Luiz(Nino) - Tocar sempre esteve no sangue. Vivemos um momento que marcou e depois achamos que poderíamos reviver aqueles momentos numa época diferente. É certo que muitos caras nos incentivaram muito pra voltarmos e isto foi determinante, então reunimos alguns ex-integrantes da banda que estavam a fim de tocar, como foi o caso de Pedrito (Pedro Riker - guitarra) que gravou os dois discos do CNHC e Jairo (baixo). Eis a formação para voltar junto comigo (batera) e com Pesado (vocalista), embora por pouco tempo, pois Pesado não estava disposto em continuar por mais do que um show. Nesse momento de reunião, Léo, um amigo de longas datas, estava sem banda e me pediu pra compor a formação com mais um guitarrista. Fizemos um teste e gostamos muito do resultado..o som ficou muito pesado e agressivo! Bom, fizemos alguns ensaios, mas, como Pesado não continuaria, chamamos um outro vocalista, o Ajax - que é um fã incondicional do CNHC e se interessou em ocupar o vocal, e assim está sendo. Estamos num período de entrosamento com Ajax e esta é a formação que dará continuidade.. Ajax Lins (vocal); Pedro Riker (guitarra); Léo Lins (guitarra); Luiz "Nino" (bateria) e Jairo Neto (baixo).

A.V: Como está o processo de criação,  músicas novas, mudanças de sonoridade em  comparação aos trabalhos  anteriores (o espelho dos deuses 90 e terror nas ruas 92) ?

Luiz(Nino) - No momento estamos mais empenhados em ensaiar um set de show que escolhemos com músicas que marcaram os 2 discos e algumas outras que acabaram entrando numa compilação em CD que fizemos, alguns bônus que entraram no cd. Paralelamente, tenho feito algumas músicas e letras. Pedrito também fez uma música, excelente por sinal e a gente acabou mostrando a todos algumas coisas que fizemos..a receptividade foi a melhor possível!

Há uma mudança de sonoridade no que diz respeito ao volume, peso e nas músicas mais rápidas, estas também ficaram bem mais rápidas. Os elementos característicos do Hardcore permaneceram. Queremos continuar fazendo Hardcore, mas hoje em dia temos condições de deixar o som melhor, bem mais pesado do que antes e estamos fazendo isto.

A.V: Quais o projetos  para o futuro do CNHC ? Já pensam na  possibilidade de lançar  um material ? serão músicas inéditas ou vão regravar algumas faixas dos álbuns anteriores ? Caso regravem ,para vocês qual não poderia ficar de fora?

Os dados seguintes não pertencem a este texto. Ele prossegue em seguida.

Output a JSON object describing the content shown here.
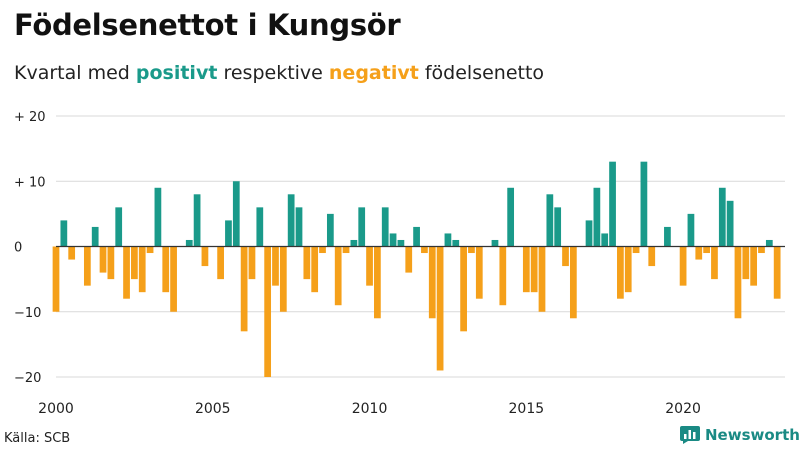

Luiz(Nino) - Estamos empenhados em preparar um set de show e subir ao palco oficializando a volta do CNHC em shows. Além disso, preparar e gravar um material novo (estamos anciosos pra isso). Ainda não tenho certeza se regravaremos alguma música antiga, mas provavelmente, "MARIONETES" e "ANGÚSTIA" entrem no novo material. Já me passou pela cabeça regravar todo o "O ESPELHO DOS DEUSES" ou os clássicos dos dois discos, mas a prioridade é gravar um material inédito mesmo.  Isso pode ser projeto para o futuro, já que só tenho de recordação 4 cópias do 1º e um pouco mais do 2º disco.